The protest against former President Summers is a disgrace to academia

By The Crimson Staff

Former President of Harvard Lawrence H. Summers was set to speak in California this week at a dinner meeting of the Regents of the University of California (UC). That is, until his invitation was abruptly cancelled.

Over 150 professors in the UC system, led by Maureen Stanton, a professor in the Department of Evolution and Ecology at UC-Davis, started an online petition drive to put the kibosh on Summers’ impending speech. Their preposterous claim was that “inviting a keynote speaker who has come to symbolize gender and racial prejudice in academia conveys the wrong message to the university community and to the people of California.”

Instead, the UC’s regents have sent an altogether different message—the University of California has ceased to value academic freedom.

More generally, the quashing of Summers’ speech points to a troubling trend in academia. Increasingly, the unrestricted marketplace of ideas that must form the heart of any university worth the name is being poisoned by a perverse pressure to conform truth to political agenda and stifle any speaker who espouses uncomfortable or invonveneint opinions. In the present case, the culprits are academics who fashion themselves as progressives eager for social justice and tolerance, but the other side of the political spectrum is no less guilty in others. This situation is alarming and dangerous. If academic freedom cannot exist in the university, our society is in trouble.

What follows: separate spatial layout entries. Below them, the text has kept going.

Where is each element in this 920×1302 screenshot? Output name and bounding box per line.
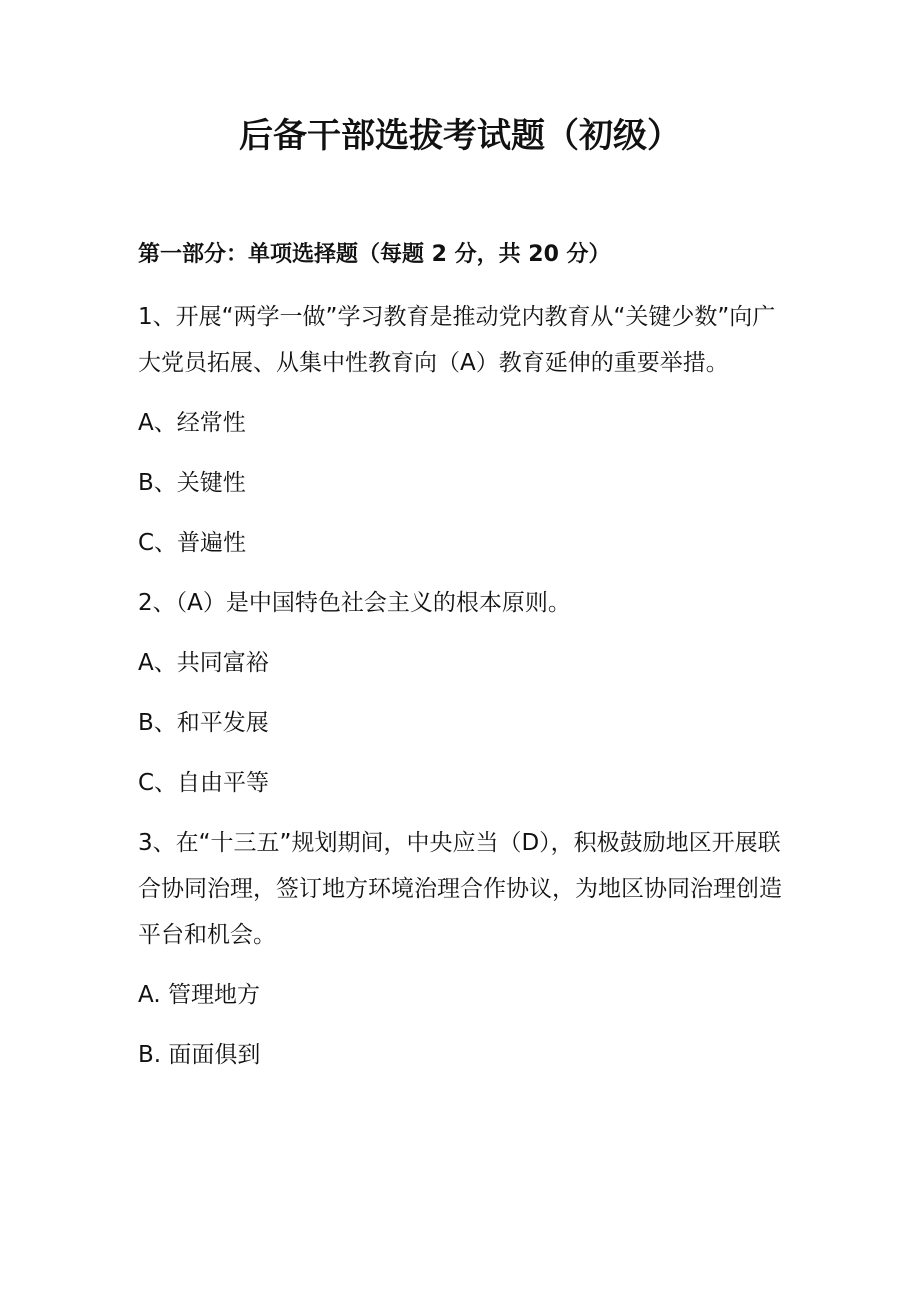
question-3-text: 3、在“十三五”规划期间，中央应当（D），积极鼓励地区开展联合协同治理，签订地方环境治理合作协议，为地区协同治理创造平台和机会。: [138, 830, 782, 948]
question-2-option-b: B、和平发展: [138, 710, 269, 736]
question-2-option-a: A、共同富裕: [138, 650, 269, 676]
question-3-option-a: A. 管理地方: [138, 982, 260, 1008]
question-1-text: 1、开展“两学一做”学习教育是推动党内教育从“关键少数”向广大党员拓展、从集中性教育向（A）教育延伸的重要举措。: [138, 304, 776, 376]
question-2-text: 2、（A）是中国特色社会主义的根本原则。: [138, 590, 571, 616]
question-1-option-b: B、关键性: [138, 470, 246, 496]
question-list: [138, 294, 788, 1092]
question-2-option-c: C、自由平等: [138, 770, 270, 796]
document-title: 后备干部选拔考试题（初级）: [239, 116, 681, 156]
section-heading: 第一部分：单项选择题（每题 2 分，共 20 分）: [138, 242, 611, 267]
question-1-option-c: C、普遍性: [138, 530, 247, 556]
question-3-option-b: B. 面面俱到: [138, 1042, 261, 1068]
question-1-option-a: A、经常性: [138, 410, 246, 436]
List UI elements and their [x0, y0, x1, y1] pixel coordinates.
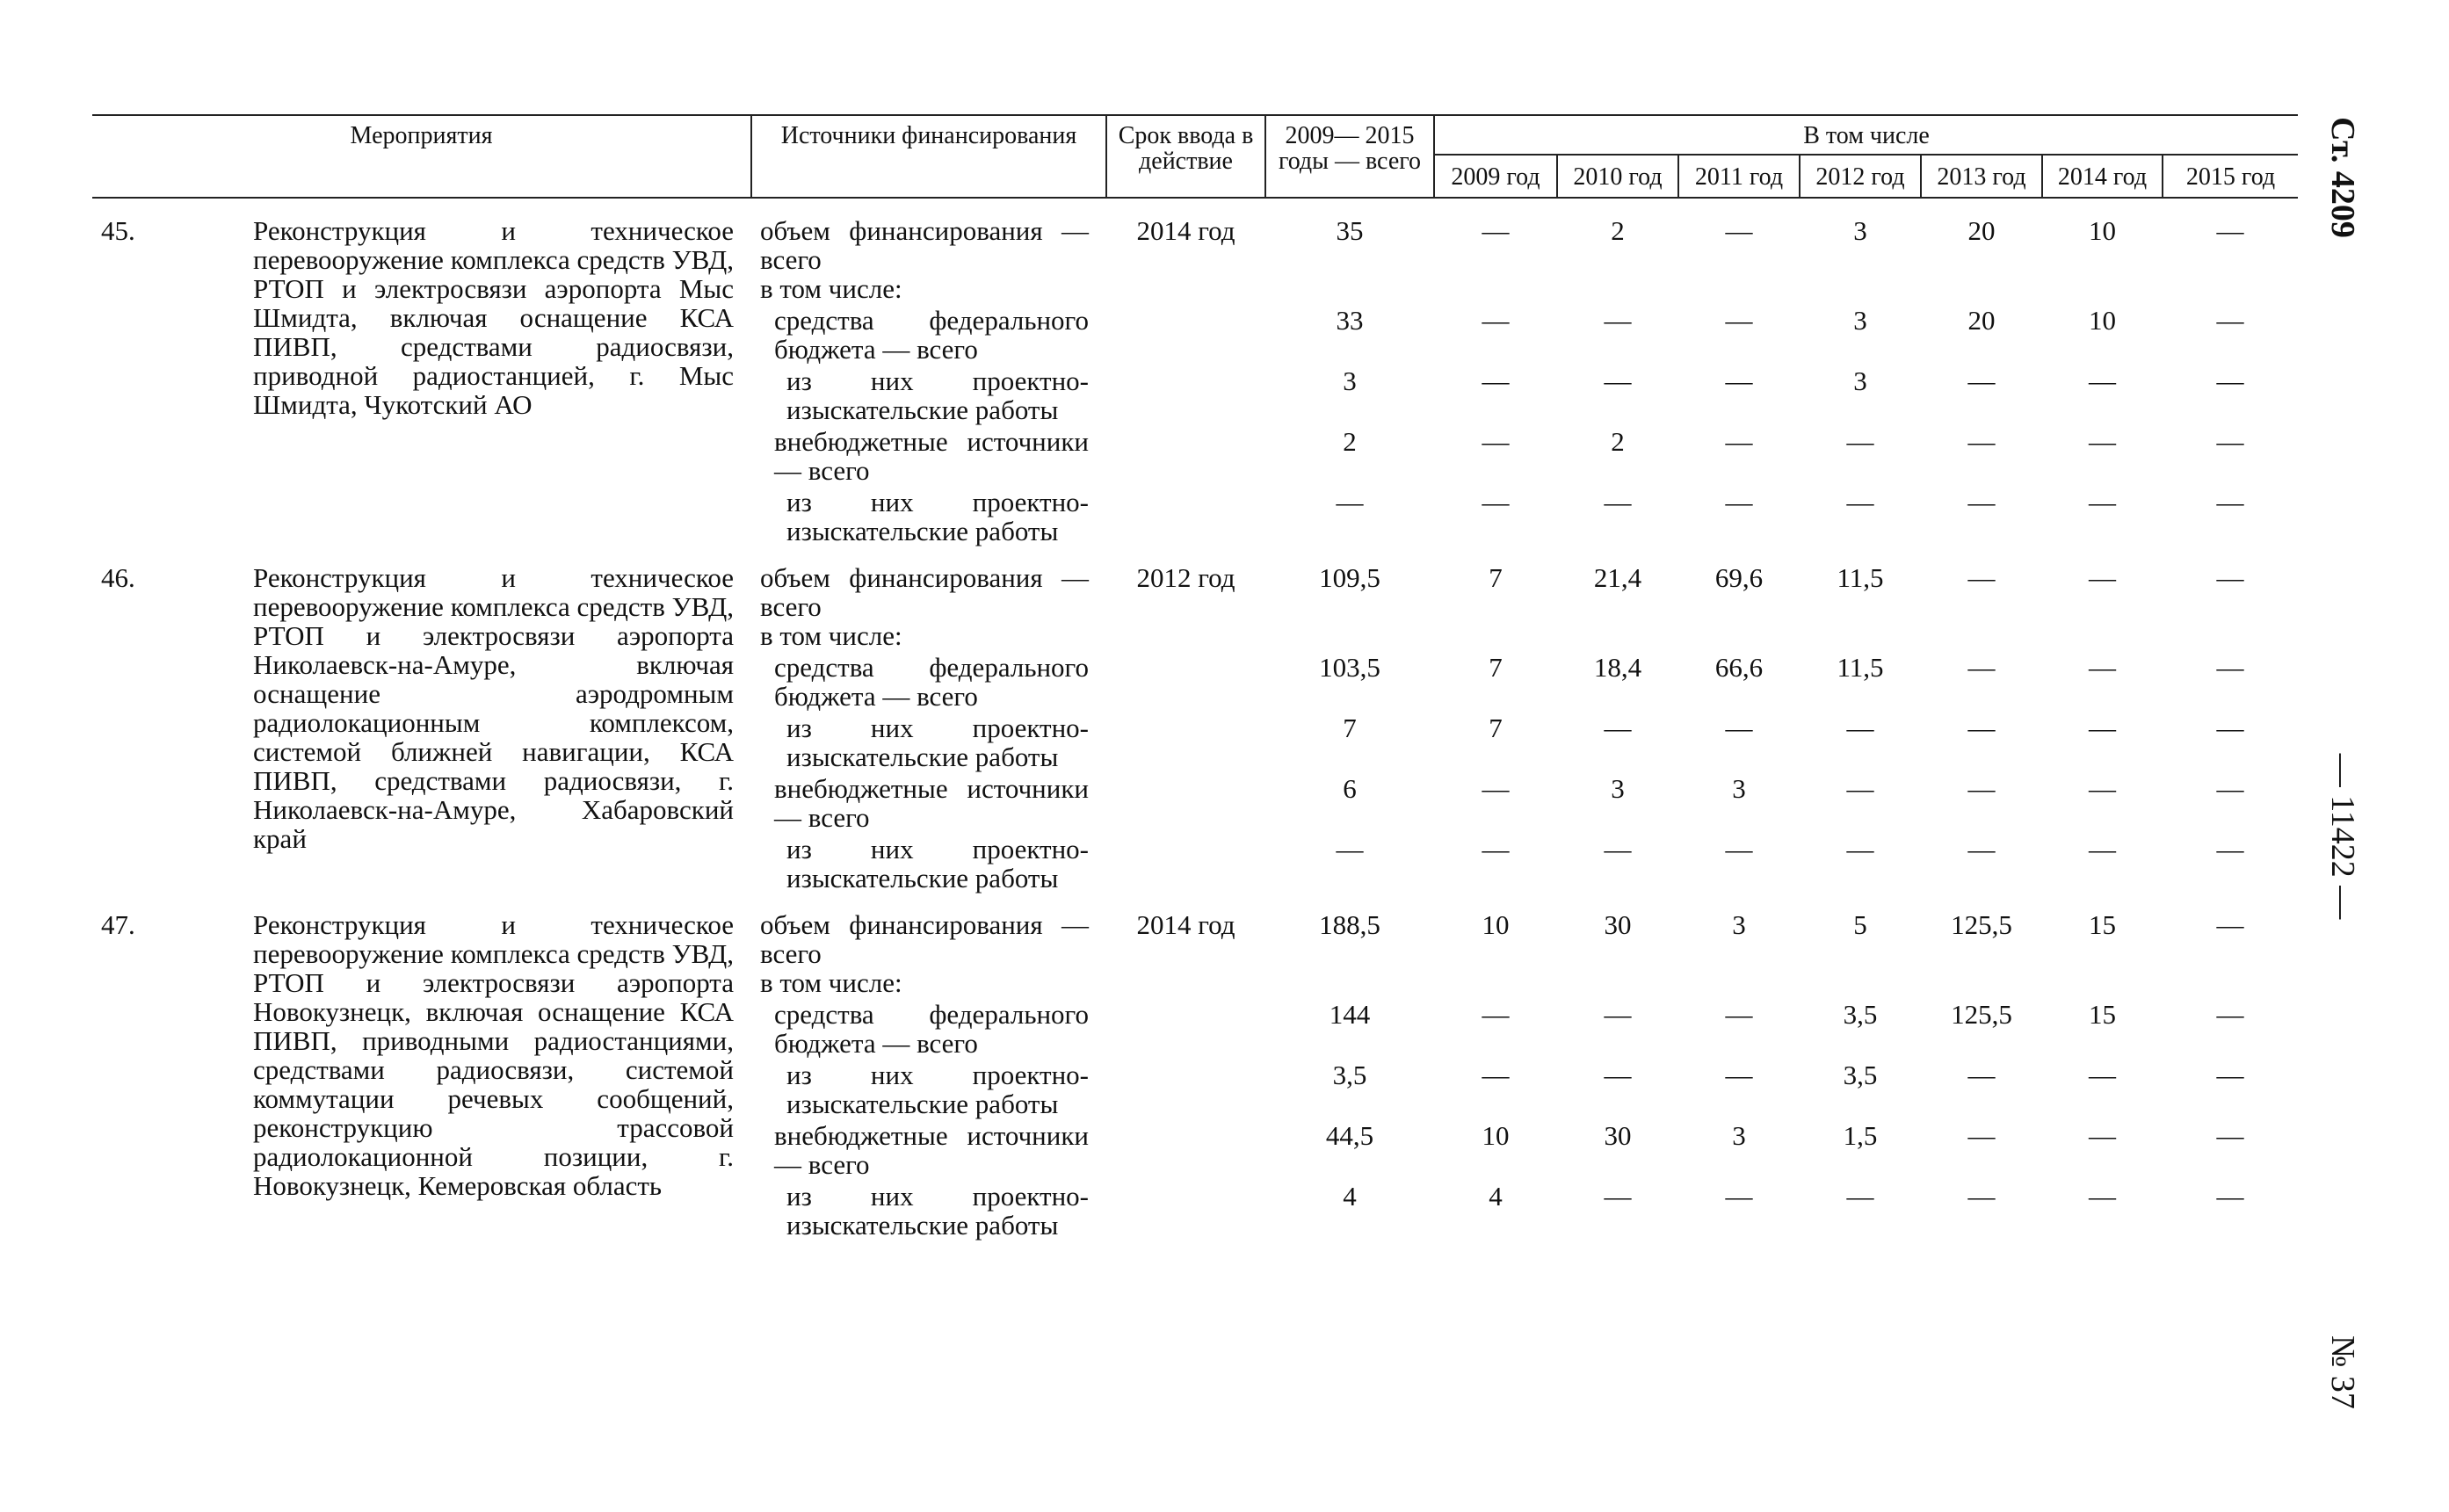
- year-value-empty: [1800, 621, 1921, 650]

To be sure, Summers was not a perfect president. At times, he was less tactful than he should have been; he may have been overly ambitious in his reforms; and many of his ideas were controversial. But Larry Summers is not a symbol of racism or sexism. He is a progressive who values intellectual honesty in academia. To claim otherwise is to grossly distort his words and beliefs.

Maureen Stanton and company represent the worst of academia. The side that politicizes its classrooms and refuses to hear, or let others hear ideas that they find distasteful or uncomfortable, no matter their merit. We hope the UC realizes the gravity of its error and makes amends by inviting Summers back. We know he’s worth listening to, even if one disagrees with him.